Signed-off-by: Cyril Hrubis <[email protected]>
Signed-off-by: Ingo Molnar <[email protected]>
Link: https://lore.kernel.org/r/[email protected]
---
Documentation/scheduler/sched-rt-group.rst | 14 ++++++++------
1 file changed, 8 insertions(+), 6 deletions(-)

diff --git a/Documentation/scheduler/sched-rt-group.rst b/Documentation/scheduler/sched-rt-group.rst
index 655a096..a16bee8 100644
--- a/Documentation/scheduler/sched-rt-group.rst
+++ b/Documentation/scheduler/sched-rt-group.rst
@@ -87,18 +87,20 @@ lack an EDF scheduler to make non-uniform periods usable.
The system wide settings are configured under the /proc virtual file system:

/proc/sys/kernel/sched_rt_period_us:
- The scheduling period that is equivalent to 100% CPU bandwidth
+ The scheduling period that is equivalent to 100% CPU bandwidth.

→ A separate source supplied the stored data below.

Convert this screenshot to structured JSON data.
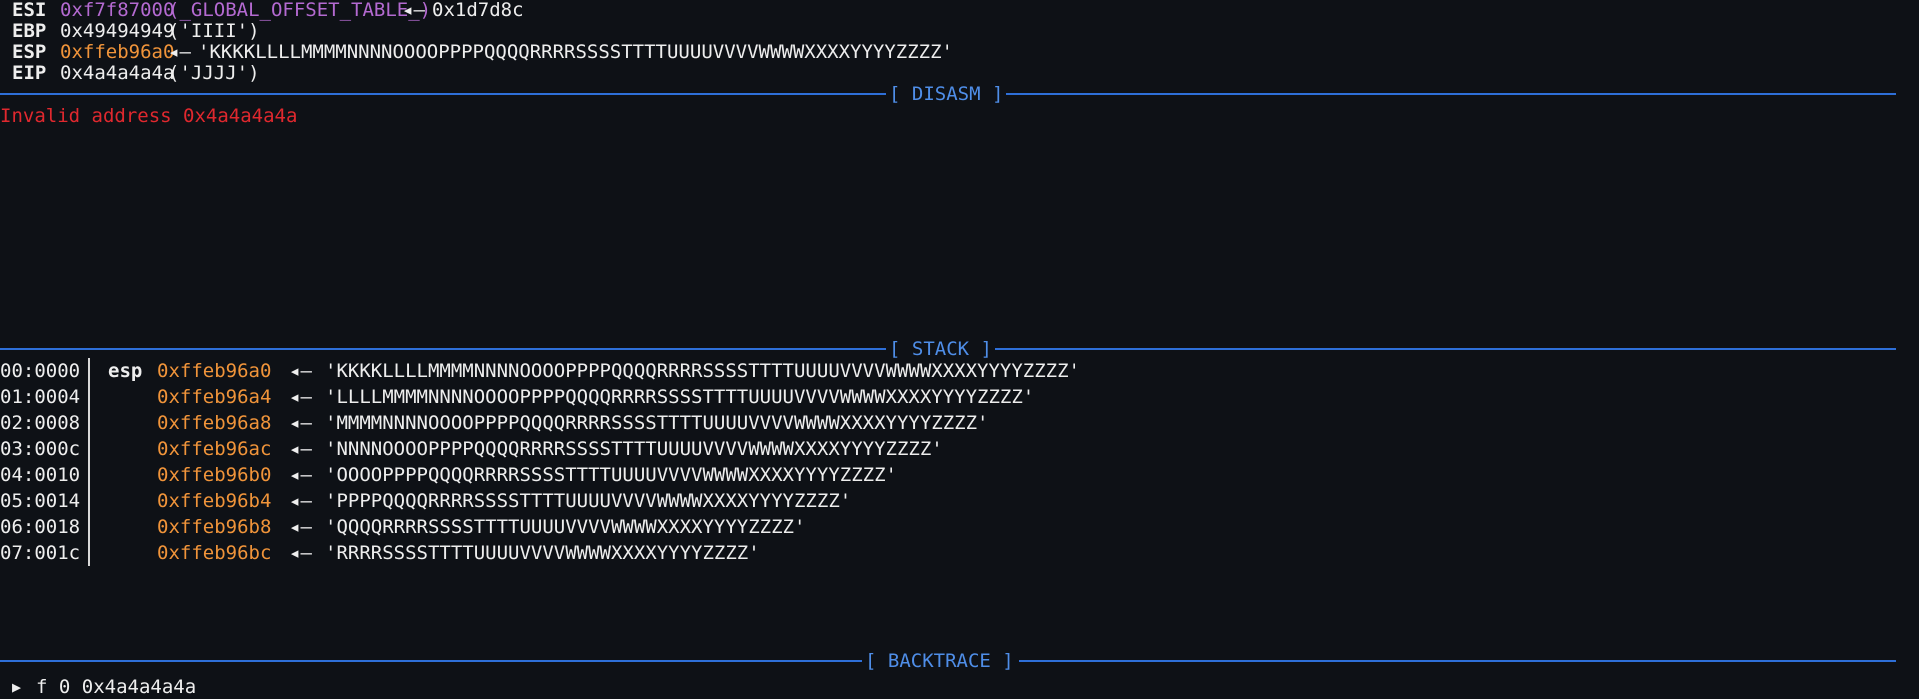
{
  "registers": [
    {
      "name": "ESI",
      "value": "0xf7f87000",
      "symbol": "(_GLOBAL_OFFSET_TABLE_)",
      "arrow": "◂—",
      "target": "0x1d7d8c"
    },
    {
      "name": "EBP",
      "value": "0x49494949",
      "symbol": "",
      "arrow": "",
      "target": "('IIII')"
    },
    {
      "name": "ESP",
      "value": "0xffeb96a0",
      "symbol": "",
      "arrow": "◂—",
      "target": "'KKKKLLLLMMMMNNNNOOOOPPPPQQQQRRRRSSSSTTTTUUUUVVVVWWWWXXXXYYYYZZZZ'"
    },
    {
      "name": "EIP",
      "value": "0x4a4a4a4a",
      "symbol": "",
      "arrow": "",
      "target": "('JJJJ')"
    }
  ],
  "sections": {
    "disasm": "[ DISASM ]",
    "stack": "[ STACK ]",
    "backtrace": "[ BACKTRACE ]"
  },
  "disasm": {
    "message": "Invalid address 0x4a4a4a4a"
  },
  "stack": [
    {
      "offset": "00:0000",
      "label": "esp",
      "addr": "0xffeb96a0",
      "arrow": "◂—",
      "value": "'KKKKLLLLMMMMNNNNOOOOPPPPQQQQRRRRSSSSTTTTUUUUVVVVWWWWXXXXYYYYZZZZ'"
    },
    {
      "offset": "01:0004",
      "label": "",
      "addr": "0xffeb96a4",
      "arrow": "◂—",
      "value": "'LLLLMMMMNNNNOOOOPPPPQQQQRRRRSSSSTTTTUUUUVVVVWWWWXXXXYYYYZZZZ'"
    },
    {
      "offset": "02:0008",
      "label": "",
      "addr": "0xffeb96a8",
      "arrow": "◂—",
      "value": "'MMMMNNNNOOOOPPPPQQQQRRRRSSSSTTTTUUUUVVVVWWWWXXXXYYYYZZZZ'"
    },
    {
      "offset": "03:000c",
      "label": "",
      "addr": "0xffeb96ac",
      "arrow": "◂—",
      "value": "'NNNNOOOOPPPPQQQQRRRRSSSSTTTTUUUUVVVVWWWWXXXXYYYYZZZZ'"
    },
    {
      "offset": "04:0010",
      "label": "",
      "addr": "0xffeb96b0",
      "arrow": "◂—",
      "value": "'OOOOPPPPQQQQRRRRSSSSTTTTUUUUVVVVWWWWXXXXYYYYZZZZ'"
    },
    {
      "offset": "05:0014",
      "label": "",
      "addr": "0xffeb96b4",
      "arrow": "◂—",
      "value": "'PPPPQQQQRRRRSSSSTTTTUUUUVVVVWWWWXXXXYYYYZZZZ'"
    },
    {
      "offset": "06:0018",
      "label": "",
      "addr": "0xffeb96b8",
      "arrow": "◂—",
      "value": "'QQQQRRRRSSSSTTTTUUUUVVVVWWWWXXXXYYYYZZZZ'"
    },
    {
      "offset": "07:001c",
      "label": "",
      "addr": "0xffeb96bc",
      "arrow": "◂—",
      "value": "'RRRRSSSSTTTTUUUUVVVVWWWWXXXXYYYYZZZZ'"
    }
  ],
  "backtrace": {
    "marker": "▶",
    "frame": "f 0 0x4a4a4a4a"
  },
  "colors": {
    "background": "#0e1116",
    "text": "#e6e6e6",
    "symbol": "#b46ad1",
    "stack_address": "#f0943a",
    "error": "#e0282e",
    "section_header": "#4f8ee8"
  }
}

/proc/sys/kernel/sched_rt_runtime_us:
- A global limit on how much time realtime scheduling may use. Even without
- CONFIG_RT_GROUP_SCHED enabled, this will limit time reserved to realtime
- processes. With CONFIG_RT_GROUP_SCHED it signifies the total bandwidth
- available to all realtime groups.
+ A global limit on how much time realtime scheduling may use. This is always
+ less or equal to the period_us, as it denotes the time allocated from the
+ period_us for the realtime tasks. Even without CONFIG_RT_GROUP_SCHED enabled,
+ this will limit time reserved to realtime processes. With
+ CONFIG_RT_GROUP_SCHED=y it signifies the total bandwidth available to all
+ realtime groups.

* Time is specified in us because the interface is s32. This gives an
operating range from 1us to about 35 minutes.
* sched_rt_period_us takes values from 1 to INT_MAX.
- * sched_rt_runtime_us takes values from -1 to (INT_MAX - 1).
+ * sched_rt_runtime_us takes values from -1 to sched_rt_period_us.
* A run time of -1 specifies runtime == period, ie. no limit.